The mass of water added to 100 g of 60% phosphoric acid to obtain a 40% solution is equal to.

Data: mрH3PO4 is the mass of the taken phosphoric acid solution (mрH3PO4 = 100%); ωрH3PO4 – initial mass fraction of orthophosphoric acid (ωрH3PO4 = 60% = 0.6); ωр1H3PO4 is the required mass fraction (ωр1H3PO4 = 40% = 0.4).
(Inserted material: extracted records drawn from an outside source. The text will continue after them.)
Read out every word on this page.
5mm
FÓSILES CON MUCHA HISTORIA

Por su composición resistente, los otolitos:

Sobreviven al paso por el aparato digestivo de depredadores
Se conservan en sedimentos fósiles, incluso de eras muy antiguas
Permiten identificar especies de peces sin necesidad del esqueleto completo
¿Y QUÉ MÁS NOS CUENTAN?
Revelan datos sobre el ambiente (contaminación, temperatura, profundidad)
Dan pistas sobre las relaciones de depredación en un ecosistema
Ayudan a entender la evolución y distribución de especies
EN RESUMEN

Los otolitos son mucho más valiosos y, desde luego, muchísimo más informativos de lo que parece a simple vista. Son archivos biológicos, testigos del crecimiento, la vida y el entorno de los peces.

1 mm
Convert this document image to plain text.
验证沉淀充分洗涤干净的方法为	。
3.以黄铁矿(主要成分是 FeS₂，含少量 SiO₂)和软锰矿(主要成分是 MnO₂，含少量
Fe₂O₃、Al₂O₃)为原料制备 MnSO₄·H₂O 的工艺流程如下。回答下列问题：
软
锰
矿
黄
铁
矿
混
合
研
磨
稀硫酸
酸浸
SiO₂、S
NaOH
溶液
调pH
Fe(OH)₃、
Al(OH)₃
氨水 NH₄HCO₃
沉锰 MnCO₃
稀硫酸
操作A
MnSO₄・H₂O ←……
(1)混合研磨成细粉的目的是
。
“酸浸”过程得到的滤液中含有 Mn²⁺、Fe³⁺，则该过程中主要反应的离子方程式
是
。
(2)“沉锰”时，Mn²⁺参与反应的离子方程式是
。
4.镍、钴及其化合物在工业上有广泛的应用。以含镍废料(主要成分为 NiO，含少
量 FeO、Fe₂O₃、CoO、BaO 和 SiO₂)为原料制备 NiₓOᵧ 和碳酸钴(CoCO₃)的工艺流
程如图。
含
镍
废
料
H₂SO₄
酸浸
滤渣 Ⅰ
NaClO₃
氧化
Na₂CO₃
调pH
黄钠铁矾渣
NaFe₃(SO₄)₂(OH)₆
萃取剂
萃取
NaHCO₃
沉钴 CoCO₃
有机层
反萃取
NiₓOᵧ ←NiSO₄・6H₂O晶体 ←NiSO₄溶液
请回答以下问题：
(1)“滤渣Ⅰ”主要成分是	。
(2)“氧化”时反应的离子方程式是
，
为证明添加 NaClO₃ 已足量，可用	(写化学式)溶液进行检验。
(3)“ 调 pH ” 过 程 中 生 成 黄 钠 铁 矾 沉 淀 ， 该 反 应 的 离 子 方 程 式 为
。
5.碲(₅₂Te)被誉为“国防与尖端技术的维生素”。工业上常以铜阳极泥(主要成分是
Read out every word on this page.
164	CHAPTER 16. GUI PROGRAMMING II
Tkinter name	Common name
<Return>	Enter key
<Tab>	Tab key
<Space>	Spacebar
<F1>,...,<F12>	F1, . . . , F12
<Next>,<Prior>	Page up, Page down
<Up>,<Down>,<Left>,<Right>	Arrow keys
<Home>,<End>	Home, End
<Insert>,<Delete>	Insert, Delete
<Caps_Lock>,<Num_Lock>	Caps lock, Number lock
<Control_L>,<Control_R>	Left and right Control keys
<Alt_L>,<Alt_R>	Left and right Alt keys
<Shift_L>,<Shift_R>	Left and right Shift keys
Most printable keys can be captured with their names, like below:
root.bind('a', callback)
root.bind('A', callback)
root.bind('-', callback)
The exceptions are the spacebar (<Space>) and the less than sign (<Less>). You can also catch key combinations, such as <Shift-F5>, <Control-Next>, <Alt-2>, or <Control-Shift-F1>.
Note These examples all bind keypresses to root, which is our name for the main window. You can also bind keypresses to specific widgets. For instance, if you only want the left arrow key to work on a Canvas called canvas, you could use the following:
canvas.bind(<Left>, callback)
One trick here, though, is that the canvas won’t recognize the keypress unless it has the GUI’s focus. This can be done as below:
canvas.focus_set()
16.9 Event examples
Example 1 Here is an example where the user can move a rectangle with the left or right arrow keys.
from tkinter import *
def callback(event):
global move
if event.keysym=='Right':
To find out the mass of water for diluting the initial solution of phosphoric acid, we use the formula: ωр1H3PO4 = mH3PO4 / mрH3PO4 = ωрH3PO4 * mрH3PO4 / mр1H3PO4 = ωрH3PO4 * mрH3PO4 / (mрH3H2PO4).

Let’s calculate: ωр1H3PO4 = ωрH3PO4 * mрH3PO4 / (mрH3PO4 + ΔmH2O).

0.4 = 0.6 * 100 / (100 + ΔmH2O).

(100 + ΔmH2O) * 0.4 = 60.

40 + 0.4ΔmH2O = 60.

0.4ΔmH2O = 60 – 40.

0.4ΔmH2O = 20.

ΔmH2O = 20 / 0.4 = 50 g.

Answer: The mass of added water is 50 g.